As Margaret Atwood eloquently points out in the forward:
“Once people become famous their images tend to congeal. They become engravings of themselves, and we think of them as always having been grown-up and respectable…These four women, however iconic they have now become, were not two-dimensional icons, nor were they plaster angels: they were real people, with all the neediness, anxiety, ardor, and complexity that come with the territory.” (xii)
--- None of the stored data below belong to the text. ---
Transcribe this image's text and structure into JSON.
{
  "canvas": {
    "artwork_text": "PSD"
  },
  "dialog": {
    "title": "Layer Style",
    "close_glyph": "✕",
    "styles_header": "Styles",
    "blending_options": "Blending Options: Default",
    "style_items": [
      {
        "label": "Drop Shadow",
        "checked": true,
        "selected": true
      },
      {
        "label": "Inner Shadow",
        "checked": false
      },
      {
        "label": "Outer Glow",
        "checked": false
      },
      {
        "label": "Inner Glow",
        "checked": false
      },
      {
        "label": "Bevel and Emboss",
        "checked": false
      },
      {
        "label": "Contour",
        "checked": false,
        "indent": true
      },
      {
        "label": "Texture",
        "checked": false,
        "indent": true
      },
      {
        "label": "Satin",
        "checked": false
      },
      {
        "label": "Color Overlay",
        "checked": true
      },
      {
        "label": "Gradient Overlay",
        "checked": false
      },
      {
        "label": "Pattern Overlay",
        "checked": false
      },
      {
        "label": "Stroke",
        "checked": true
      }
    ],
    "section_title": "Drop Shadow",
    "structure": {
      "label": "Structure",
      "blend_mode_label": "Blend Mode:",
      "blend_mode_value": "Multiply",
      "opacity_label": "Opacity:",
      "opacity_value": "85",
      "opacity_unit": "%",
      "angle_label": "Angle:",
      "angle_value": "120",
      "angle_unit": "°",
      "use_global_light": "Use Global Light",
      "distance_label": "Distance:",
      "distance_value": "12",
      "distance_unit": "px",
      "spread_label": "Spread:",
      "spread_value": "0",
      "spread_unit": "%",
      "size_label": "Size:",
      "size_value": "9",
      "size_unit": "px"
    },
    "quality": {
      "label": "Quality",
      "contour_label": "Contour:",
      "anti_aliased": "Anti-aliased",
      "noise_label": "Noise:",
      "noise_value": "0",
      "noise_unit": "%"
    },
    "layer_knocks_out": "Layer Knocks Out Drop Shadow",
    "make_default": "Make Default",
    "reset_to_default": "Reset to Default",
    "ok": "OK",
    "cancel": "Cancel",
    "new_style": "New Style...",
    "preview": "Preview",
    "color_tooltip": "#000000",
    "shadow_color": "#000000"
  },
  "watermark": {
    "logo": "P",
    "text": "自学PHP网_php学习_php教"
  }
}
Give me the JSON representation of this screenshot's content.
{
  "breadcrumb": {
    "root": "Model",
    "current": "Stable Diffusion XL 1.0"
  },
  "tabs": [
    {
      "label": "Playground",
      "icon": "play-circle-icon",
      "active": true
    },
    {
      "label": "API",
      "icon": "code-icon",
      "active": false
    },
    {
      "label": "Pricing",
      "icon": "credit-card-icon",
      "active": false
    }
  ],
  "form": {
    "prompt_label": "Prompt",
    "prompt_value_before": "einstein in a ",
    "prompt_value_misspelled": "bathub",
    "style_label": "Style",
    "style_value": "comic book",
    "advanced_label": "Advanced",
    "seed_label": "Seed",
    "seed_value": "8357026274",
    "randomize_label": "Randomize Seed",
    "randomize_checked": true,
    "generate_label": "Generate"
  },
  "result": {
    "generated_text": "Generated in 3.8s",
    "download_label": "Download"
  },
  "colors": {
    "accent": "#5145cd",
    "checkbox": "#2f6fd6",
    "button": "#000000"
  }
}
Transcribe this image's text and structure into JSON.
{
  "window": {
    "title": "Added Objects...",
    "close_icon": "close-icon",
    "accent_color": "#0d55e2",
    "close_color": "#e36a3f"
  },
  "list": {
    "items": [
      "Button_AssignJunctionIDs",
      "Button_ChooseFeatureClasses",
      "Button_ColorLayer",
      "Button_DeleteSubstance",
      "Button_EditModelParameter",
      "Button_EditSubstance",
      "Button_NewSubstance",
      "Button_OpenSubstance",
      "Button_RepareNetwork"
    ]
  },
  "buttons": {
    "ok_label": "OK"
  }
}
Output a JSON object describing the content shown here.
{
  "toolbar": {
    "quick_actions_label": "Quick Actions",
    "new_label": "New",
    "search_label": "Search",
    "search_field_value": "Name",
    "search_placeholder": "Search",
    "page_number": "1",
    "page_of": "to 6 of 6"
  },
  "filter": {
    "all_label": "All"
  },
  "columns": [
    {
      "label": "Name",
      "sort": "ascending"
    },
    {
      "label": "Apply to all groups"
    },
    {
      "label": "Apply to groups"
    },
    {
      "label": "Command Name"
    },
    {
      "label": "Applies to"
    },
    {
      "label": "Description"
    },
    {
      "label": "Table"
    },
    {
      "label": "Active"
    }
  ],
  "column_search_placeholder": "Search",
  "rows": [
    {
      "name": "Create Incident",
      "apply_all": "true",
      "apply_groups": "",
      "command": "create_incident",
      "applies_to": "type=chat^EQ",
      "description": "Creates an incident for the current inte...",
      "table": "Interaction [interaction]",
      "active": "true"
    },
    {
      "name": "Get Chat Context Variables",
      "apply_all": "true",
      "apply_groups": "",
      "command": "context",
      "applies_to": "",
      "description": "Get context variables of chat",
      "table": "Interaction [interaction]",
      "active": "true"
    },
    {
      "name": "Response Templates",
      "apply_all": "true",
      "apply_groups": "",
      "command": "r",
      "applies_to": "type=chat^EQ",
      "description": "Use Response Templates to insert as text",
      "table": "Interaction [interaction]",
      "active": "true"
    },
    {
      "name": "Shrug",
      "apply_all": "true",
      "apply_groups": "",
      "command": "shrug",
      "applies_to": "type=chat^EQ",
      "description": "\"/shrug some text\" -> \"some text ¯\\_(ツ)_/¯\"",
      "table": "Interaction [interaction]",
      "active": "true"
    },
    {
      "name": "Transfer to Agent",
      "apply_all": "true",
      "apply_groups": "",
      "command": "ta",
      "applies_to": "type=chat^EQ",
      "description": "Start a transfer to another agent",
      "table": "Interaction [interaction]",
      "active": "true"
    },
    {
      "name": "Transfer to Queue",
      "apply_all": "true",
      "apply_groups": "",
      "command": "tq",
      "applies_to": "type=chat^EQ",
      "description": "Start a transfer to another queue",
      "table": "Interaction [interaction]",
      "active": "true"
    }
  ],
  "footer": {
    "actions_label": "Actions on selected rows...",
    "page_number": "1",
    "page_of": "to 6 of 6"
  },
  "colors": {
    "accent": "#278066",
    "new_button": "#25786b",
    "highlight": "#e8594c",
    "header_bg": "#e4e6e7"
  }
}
A Web of Literary Connections
Eight pages of black and white illustrations add visual dimension to the lives and friendships revealed in A Secret Sisterhood. A select bibliography section and over 250 detailed notes provide references for any reader interested in learning more about these literary friendships. I especially enjoyed the epilogue subtitled “A Web of Literary Connections” that touches on additional literary friendships between women writers such as Zora Neale Hurston and Marjorie Kinnan Rawlings, Maya Angelou and Toni Morrison, Margaret Atwood and Alice Munro, and other pairs of women writers. These numerous examples of literary friendships between women demonstrate undermine the myth of the solitary woman writer.
“And so, misleading myths of isolation have long attached themselves to women who write: a cottage-dwelling spinster; an impassioned roamer of the moors; a fallen woman, shunned; a melancholic genius. Over the years, a conspiracy of silence has obscured the friendships of female authors, past and present. But now it is time to break the silence and celebrate this literary sisterhood—a glimmering web of interwoven threads that still has the power to unsettle, to challenge, to inspire.” (263)
A Secret Sisterhood combines literary research with engaging narrative. While some readers may question authors who draw parallels between their own lives and those that they research, I think that Midorikawa and Sweeney’s interpretations are no less likely than others that might be posited. The long-distance friendship between George Eliot and Harriet Beecher Stowe, conducted mainly by correspondence, was one of my favorites, especially as I knew very little about Harriet Beecher Stowe. In A Secret Sisterhood, Emily Midorikawa and Emma Claire Sweeney convincing argue that the lives of famous women writers were enriched by literary friendships in ways that have been overlooked or discounted for far too long. Readers with an interest in biography and women’s literature will want to add this book to their TBR lists.
5 out of 5 Stars
- A Secret Sisterhood: The Literary Friendships of Jane Austen, Charlotte Brontë, George Eliot, and Virginia Woolf, by Emily Midorikawa and Emma Claire Sweeney
- Mariner Books; Reprint edition (October 16, 2018)
- Trade paperback, eBook, & audiobook (368) pages
- ISBN: 978-1328532381
- Genre: Nonfiction, Literary Criticism, Literary Biographies
We received a review copy of the book from the publisher in exchange for an honest review. Austenprose is an Amazon affiliate. Cover image courtesy of Mariner Books © 2018; text Tracy Hickman © 2022, austenprose.com.